Marvell Technology melaporkan kinerja kuartal yang kuat lagi, tetapi investor lebih fokus pada apakah kenaikan cepat yang didorong oleh AI-nya telah memperkirakan pertumbuhan masa depan yang terlalu berlebihan, daripada pada hasil yang melampaui ekspektasi.
Saham MRVL turun sekitar 6% dalam perdagangan pra-buka Jumat setelah produsen chip melaporkan pendapatan kuartal kedua fiskal sebesar $2,74 miliar, naik 37% dari tahun sebelumnya. Hasil ini melebihi ekspektasi Wall Street, sementara laba yang disesuaikan mencapai $0,94 per saham.
Jim Cramer berpendapat bahwa penjualan tersebut mencerminkan valuasi dan posisi, bukan kinerja kuartal yang lemah. Marvell sudah naik sekitar 178% pada tahun 2026, sehingga menyisakan sedikit ruang bagi hasil yang hanya melebihi perkiraan daripada secara dramatis mengatur ulang ekspektasi.
Pendapatan Pusat Data Naik 46%
Infrastruktur AI tetap menjadi mesin pertumbuhan utama Marvell. Pendapatan pusat data naik 46% secara tahunan menjadi $2,17 miliar, menyumbang sekitar 79% dari total penjualan kuartalan. Liputan terbaru Marvell earnings oleh Coinpaper juga menyoroti pendapatan rekor dan meningkatnya permintaan untuk produk silikon dan jaringan khusus.
Manajemen menaikkan perkiraan pendapatan kuartal ini menjadi sekitar $3,15 miliar dan meningkatkan target penjualan fiskal 2028 menjadi sekitar $18 miliar, dari sebelumnya $16,5 miliar. Reuters juga mencatat bahwa Marvell sekarang memperkirakan pendapatan fiskal 2027 sekitar $12 miliar.
Kesepakatan Google Menambahkan Potensi Kenaikan Jangka Panjang — dan Pertanyaan Jangka Pendek
Perhatian investor juga tertuju pada perluasan hubungan Marvell dengan Alphabet. Kesepakatan chip AI khusus tersebut dapat menghasilkan pendapatan hingga $120 miliar hingga tahun fiskal 2033, sementara Google telah menerima warrant yang dapat memberinya saham bernilai sekitar $12,2 miliar.
Masalahnya adalah waktu.

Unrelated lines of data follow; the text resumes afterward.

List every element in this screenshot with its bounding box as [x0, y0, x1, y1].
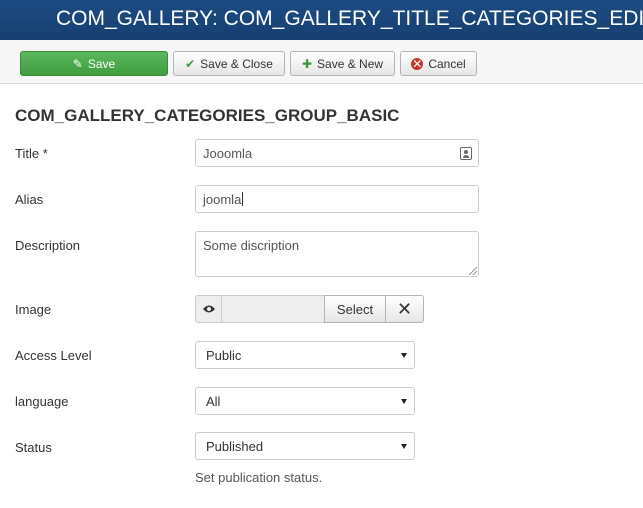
status-help-text: Set publication status. — [195, 470, 323, 485]
status-select[interactable]: Published — [195, 432, 415, 460]
save-close-button-label: Save & Close — [200, 56, 273, 71]
image-path-field — [221, 295, 325, 323]
language-label: language — [15, 394, 69, 409]
alias-label: Alias — [15, 192, 44, 207]
image-media-field: Select ✕ — [195, 295, 424, 323]
image-label: Image — [15, 302, 52, 317]
image-select-button[interactable]: Select — [324, 295, 386, 323]
status-value: Published — [206, 438, 264, 454]
plus-icon: ✚ — [301, 56, 313, 71]
resize-handle[interactable] — [469, 267, 477, 275]
save-new-button-label: Save & New — [317, 56, 384, 71]
edit-icon: ✎ — [72, 56, 83, 71]
alias-input-value: joomla — [203, 191, 242, 207]
eye-icon[interactable] — [195, 295, 222, 323]
chevron-down-icon — [401, 353, 407, 358]
chevron-down-icon — [401, 399, 407, 404]
page-header: COM_GALLERY: COM_GALLERY_TITLE_CATEGORIE… — [0, 0, 643, 40]
language-value: All — [206, 393, 221, 409]
language-select[interactable]: All — [195, 387, 415, 415]
save-button[interactable]: ✎ Save — [20, 51, 168, 76]
page-title: COM_GALLERY: COM_GALLERY_TITLE_CATEGORIE… — [56, 7, 643, 30]
save-new-button[interactable]: ✚ Save & New — [290, 51, 395, 76]
title-input-value: Jooomla — [203, 145, 253, 161]
access-level-value: Public — [206, 347, 242, 363]
access-level-label: Access Level — [15, 348, 92, 363]
close-icon[interactable]: ✕ — [385, 295, 424, 323]
title-input[interactable]: Jooomla — [195, 139, 479, 167]
cancel-circle-icon: ✕ — [411, 56, 424, 71]
cancel-button[interactable]: ✕ Cancel — [400, 51, 477, 76]
description-textarea[interactable]: Some discription — [195, 231, 479, 277]
toolbar: ✎ Save ✔ Save & Close ✚ Save & New ✕ Can… — [0, 40, 643, 84]
title-label: Title * — [15, 146, 48, 161]
chevron-down-icon — [401, 444, 407, 449]
contact-card-icon — [460, 147, 472, 160]
save-button-label: Save — [87, 56, 116, 71]
section-title: COM_GALLERY_CATEGORIES_GROUP_BASIC — [15, 106, 400, 125]
status-label: Status — [15, 440, 52, 455]
description-label: Description — [15, 238, 81, 253]
check-icon: ✔ — [185, 56, 196, 71]
text-cursor — [242, 192, 244, 206]
cancel-button-label: Cancel — [428, 56, 466, 71]
description-textarea-value: Some discription — [203, 238, 300, 253]
access-level-select[interactable]: Public — [195, 341, 415, 369]
save-close-button[interactable]: ✔ Save & Close — [173, 51, 285, 76]
alias-input[interactable]: joomla — [195, 185, 479, 213]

Manajemen menyatakan bahwa kontribusi pendapatan terbesar dari kemitraan dengan Google mungkin tidak datang hingga tahun fiskal 2029, yang membantu menjelaskan mengapa kesepakatan tersebut gagal mendukung saham secara langsung.
Reaksi tersebut mencerminkan masalah yang lebih luas di saham AI: pertumbuhan kuat sudah tidak lagi cukup ketika harapan sudah sangat ekstrem. Tekanan serupa juga muncul pada nama-nama pusat data lainnya, sementara perdagangan infrastructure AI yang lebih luas terus menarik investor di luar Nvidia dan Broadcom.
Laporan pendapatan terbaru Nvidia menunjukkan dinamika yang sama: pendapatan melonjak menjadi $96,2 miliar, tetapi investor tetap sangat sensitif terhadap panduan dan valuasi.
Untuk Marvell, fundamentalnya tetap kuat. Pertanyaan yang lebih sulit adalah apakah laba dapat terus meningkat cukup cepat untuk membenarkan saham yang sudah naik tajam karena ledakan AI.